Cinderella gave Scarlet a foaming glass of champagne and, taking her hand, led her around from one group of gorgeously dressed people to the next. Scarlet’s head was awhirl, and the music – loud, rhythmic-was setting her dancer’s toes to tap­ping. She was pleased when a tall, dark, handsome man in a gold lamé suit and crimson turban asked her to dance.

They whirled around the dance floor. The turbaned man introduced himself as Achmed Ali. He was a fine dancer, con­versant with the newest steps. Scarlet had a dancer’s quick instinct for dance steps, and so she soon found herself doing the straddle duck, the limping elbow, the pigmy hop, the de­lirious dogleg, and the double wolverine, all dance sensations of that eventful year of the Millennium. Achmed Ali seemed to float across the floor, matching her consummate skill with his own scarcely inferior efforts. The other dancers moved back to clear a space for them, so obviously superior were they to the common lot. The orchestra segued into Swan Lake, so balletic was the spectacle before them. Around and around Scarlet and Achmed whirled while the trumpets blasted and the steel guitars whined, turning ever more daring pas de deux, whirling, tap­ping, stamping, as the applause mounted. At last, for the finale, Achmed Ali danced her out of the ballroom and onto a little balcony.

The balcony overlooked a little lake. The moon had just risen, and little silvery ripples moved slowly toward the dark shore. Princess Scarlet fanned herself with the Chinese fan that Supply had provided and, turning to Achmed Ali, said in formal tones, “Belike, sir, I’ve not seen thy match for overall all-in dancing eftsoons.”

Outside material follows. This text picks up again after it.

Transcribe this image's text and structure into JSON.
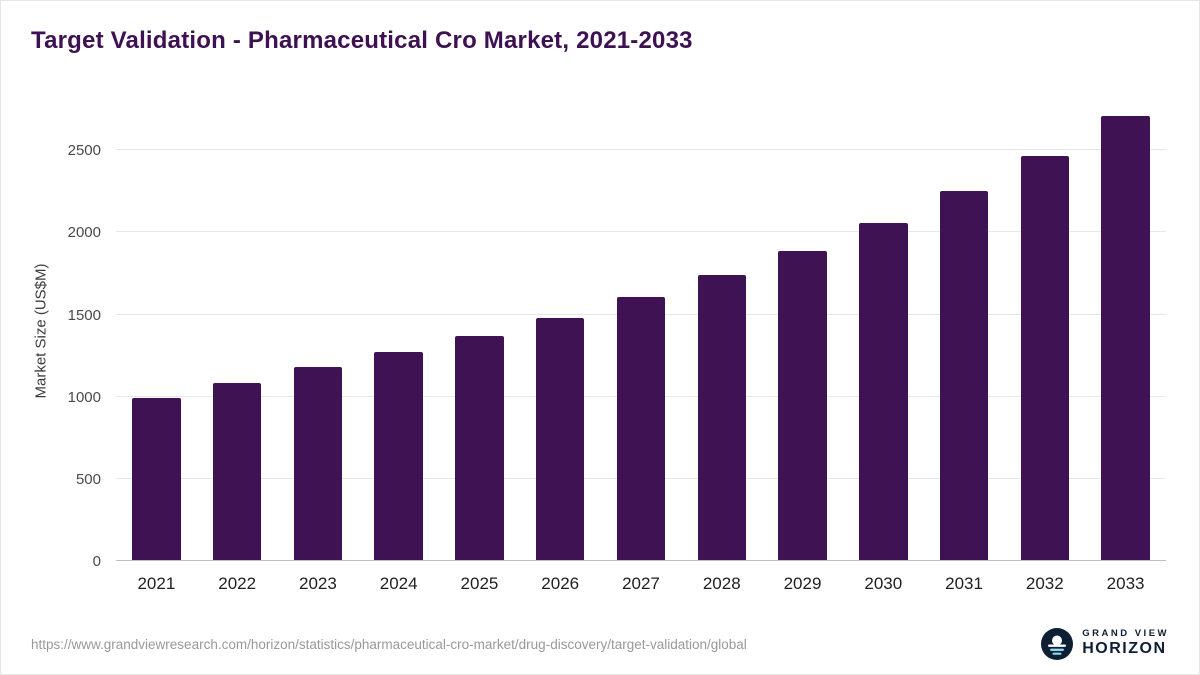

“Nor I thine,” Achmed answered gallantly. His face, which was spread neatly along either side of his hawk nose, had firm, finely cut lips of pale pink behind which teeth of a nacreous white could be seen when he smiled or lifted his lip in the small sneer with which he expressed emotion. He told Scarlet that he was a prince from the court of the Grand Turk, whose lands stretched from the misty frontier of eastern Turkestan to the sea-shrouded coastline of hither Asia. He described the splendor of the Grand Turk’s palace, which had so many rooms that they were uncountable save by those skilled in mathematical necromancy. He told her of the palace’s main features, the carp ponds, the mineral springs, the great library where could be found writings from all over the world. He mentioned the kitch­ens where delicacies of unusual splendor were prepared every day for the delectation of the ensemble of happy and talented young people who made up the court. He told her how she would dazzle all of the beauties of that court with the previously unheard-of splendor of her delicate and finely proportioned features. He declared that he, despite their short acquain­tanceship, was utterly and entirely smitten with her, and begged her to accompany him so he could show her the splendors of the Grand Turk’s domain and, if she so desired, stay on for a while. He described the luxurious presents that he would shower on her, and he went on in that vein and similar veins and tendentious arteries of teasing promises for so long that the Princess’ head was turned and turned again.